A lawsuit over the state’s treatment of older foster children with mental illness will move forward after the United States District Court of New Hampshire issued a ruling Thursday denying the state’s motion to dismiss.

The lawsuit, filed by the ACLU of New Hampshire, the Disability Rights Center-NH and others in Jan. 2021, claims that the state’s foster care system unnecessarily places children with mental health disabilities in institutions – often in other states – rather than in foster homes or other lower stress environments.

According to 2019 data reported to the federal government, about 70% of kids 14 to 17 in the care of the state were placed in these institutions, far above the national average of 31%. For children with mental illness, 90.5% were placed in congregate care settings compared to the national average of 39.8%.

“Placement in congregate care prohibits traumatized foster children from forming meaningful relationships ... leading to toxic stress,” the lawsuit read.

Attorneys for the plaintiffs, four children identified by their initials, claim that basic freedoms, like getting a snack or playing basketball, were taken away while they lived in congregate living settings.

The state argued the case should be dismissed in its entirety because attorneys did not provide sufficient evidence to argue the children’s rights were violated.
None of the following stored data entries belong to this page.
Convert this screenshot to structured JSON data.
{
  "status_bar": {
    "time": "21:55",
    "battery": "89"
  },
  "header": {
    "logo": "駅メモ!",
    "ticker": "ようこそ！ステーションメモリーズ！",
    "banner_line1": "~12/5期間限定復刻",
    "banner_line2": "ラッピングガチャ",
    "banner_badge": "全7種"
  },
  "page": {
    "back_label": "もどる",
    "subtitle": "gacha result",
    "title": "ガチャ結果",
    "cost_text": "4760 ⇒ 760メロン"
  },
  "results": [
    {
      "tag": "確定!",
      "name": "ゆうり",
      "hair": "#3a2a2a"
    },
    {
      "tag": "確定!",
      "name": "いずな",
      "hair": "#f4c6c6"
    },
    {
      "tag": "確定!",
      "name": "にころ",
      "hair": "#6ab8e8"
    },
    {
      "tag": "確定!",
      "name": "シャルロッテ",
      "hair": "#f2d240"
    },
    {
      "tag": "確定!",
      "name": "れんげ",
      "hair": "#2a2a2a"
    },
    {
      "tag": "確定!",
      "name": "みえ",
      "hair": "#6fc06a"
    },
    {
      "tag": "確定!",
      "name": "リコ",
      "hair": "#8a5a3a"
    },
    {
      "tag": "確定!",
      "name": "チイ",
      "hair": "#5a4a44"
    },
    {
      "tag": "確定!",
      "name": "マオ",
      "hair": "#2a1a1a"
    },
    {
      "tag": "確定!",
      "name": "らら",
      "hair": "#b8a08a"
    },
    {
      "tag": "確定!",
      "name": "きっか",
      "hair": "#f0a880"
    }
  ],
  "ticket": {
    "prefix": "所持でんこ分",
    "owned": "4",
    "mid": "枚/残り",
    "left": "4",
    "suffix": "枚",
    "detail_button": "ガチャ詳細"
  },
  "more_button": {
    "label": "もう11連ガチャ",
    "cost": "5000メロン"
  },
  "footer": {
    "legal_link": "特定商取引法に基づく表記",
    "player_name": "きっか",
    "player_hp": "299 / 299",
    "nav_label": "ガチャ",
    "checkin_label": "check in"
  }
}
The court disagreed in all but one case, allowing the plaintiffs to pursue five of the six claims they raised.

“We are pleased with the Court’s decision recognizing the validity of our clients’ claims and glad that the case will continue to move forward,” said Michelle Wangerin, Youth Law Project Director at New Hampshire Legal Assistance. ” We will continue to fight for the rights of youth with disabilities in the child protection system.”